Peanut butter parfait baby!!! . Its the top food I have not eaten in my life. Everyone in my family is tasked with gettign one and pushing it into the IV tube before I die. Now that I have told everyone here, you are on the hook as well. LOL

Aren’t you glad you asked ? LOL

rick phillips

I’d probably still test a couple of times a day for a long time. And I might be afraid to eat things like pizza or desserts for fear they might overwhelm my “cure”, depending on the nature of the therapy.

All the pizza I wanted. Definitely! We have such a good pizzaria where I live that makes pies just like the ones I grew up eating in NYC.
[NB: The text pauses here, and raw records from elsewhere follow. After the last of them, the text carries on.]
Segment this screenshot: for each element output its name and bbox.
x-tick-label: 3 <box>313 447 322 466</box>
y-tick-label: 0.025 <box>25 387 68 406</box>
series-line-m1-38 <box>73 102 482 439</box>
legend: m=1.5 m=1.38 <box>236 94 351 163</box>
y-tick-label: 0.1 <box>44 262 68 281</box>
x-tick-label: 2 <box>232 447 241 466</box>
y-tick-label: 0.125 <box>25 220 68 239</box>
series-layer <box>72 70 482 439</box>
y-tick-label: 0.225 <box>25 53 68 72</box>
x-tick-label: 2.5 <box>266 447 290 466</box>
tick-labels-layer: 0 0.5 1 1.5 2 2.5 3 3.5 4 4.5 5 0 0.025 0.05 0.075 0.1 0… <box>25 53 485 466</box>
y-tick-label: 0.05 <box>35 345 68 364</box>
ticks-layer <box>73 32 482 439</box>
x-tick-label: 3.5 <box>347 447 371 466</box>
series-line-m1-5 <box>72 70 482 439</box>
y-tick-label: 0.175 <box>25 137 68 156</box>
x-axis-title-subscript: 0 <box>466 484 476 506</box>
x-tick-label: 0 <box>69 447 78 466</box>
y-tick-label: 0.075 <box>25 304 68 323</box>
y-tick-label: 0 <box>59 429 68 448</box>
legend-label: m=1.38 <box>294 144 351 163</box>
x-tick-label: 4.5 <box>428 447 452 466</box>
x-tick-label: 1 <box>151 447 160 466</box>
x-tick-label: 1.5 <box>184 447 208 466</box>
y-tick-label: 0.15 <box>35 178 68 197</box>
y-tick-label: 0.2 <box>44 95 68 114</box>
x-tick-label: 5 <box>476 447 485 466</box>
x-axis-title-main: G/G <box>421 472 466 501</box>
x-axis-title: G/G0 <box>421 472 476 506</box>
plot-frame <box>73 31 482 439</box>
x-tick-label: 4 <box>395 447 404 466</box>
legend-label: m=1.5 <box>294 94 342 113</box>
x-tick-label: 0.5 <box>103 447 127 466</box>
Pecan rolls oozing with brown sugar.

Pad Thai. I have never been able to get Pad Thai to work with insulin. Probably because it’s like 125 g of carbs per real world serving.

But if I’m cured, it has to mean that I have a metabolism that burns calories like it did when I was in my 30s and could eat food like that and not gain weight.

Oh bread!!! I would have so much of my mom’s garlic bread! and pasta, so much pasta! soooooo good. Actually, it’s more the quantities that I’d change. hmm, maybe diabetes is kinda good for me.

And I’d learn to deep sea dive. Just to be able to swim for longer than 10 minutes without feeling panicky about checking my bg would be nice.

Someone asked a question like this a few months back …and boy, did I pig out! (well, in the thread…:))

Number #1 treat answer: Vegan biscuits and Gravy with Sour Cream. A HUGE plate! That is what I miss the most. And a coffee with REAL sugar. Hmmm, and maybe a pint of freshly squeezed OJ while I am at it!

And that is just brunch…:slight_smile:

First thing I do is throw my Metformin out the window and sleep in late and when I get up start making my biscuits!

You know… I say I want to eat this, or that… or go places without the meter… but the reality is… I could never be the same person again, ever. I’m probably going to eat like I do now, for the rest of my life.

No treats, Liz? :slight_smile:

I agree too - I will always be a better eater because of this. I wouldn’t go back to my old completely breadaholic ways but to be able to fill my tum-tum completley with some good ol junk food once and while - that would be nice! :slight_smile: More than likely it might actually taste odd to me after not having it so long. That has happened to me before.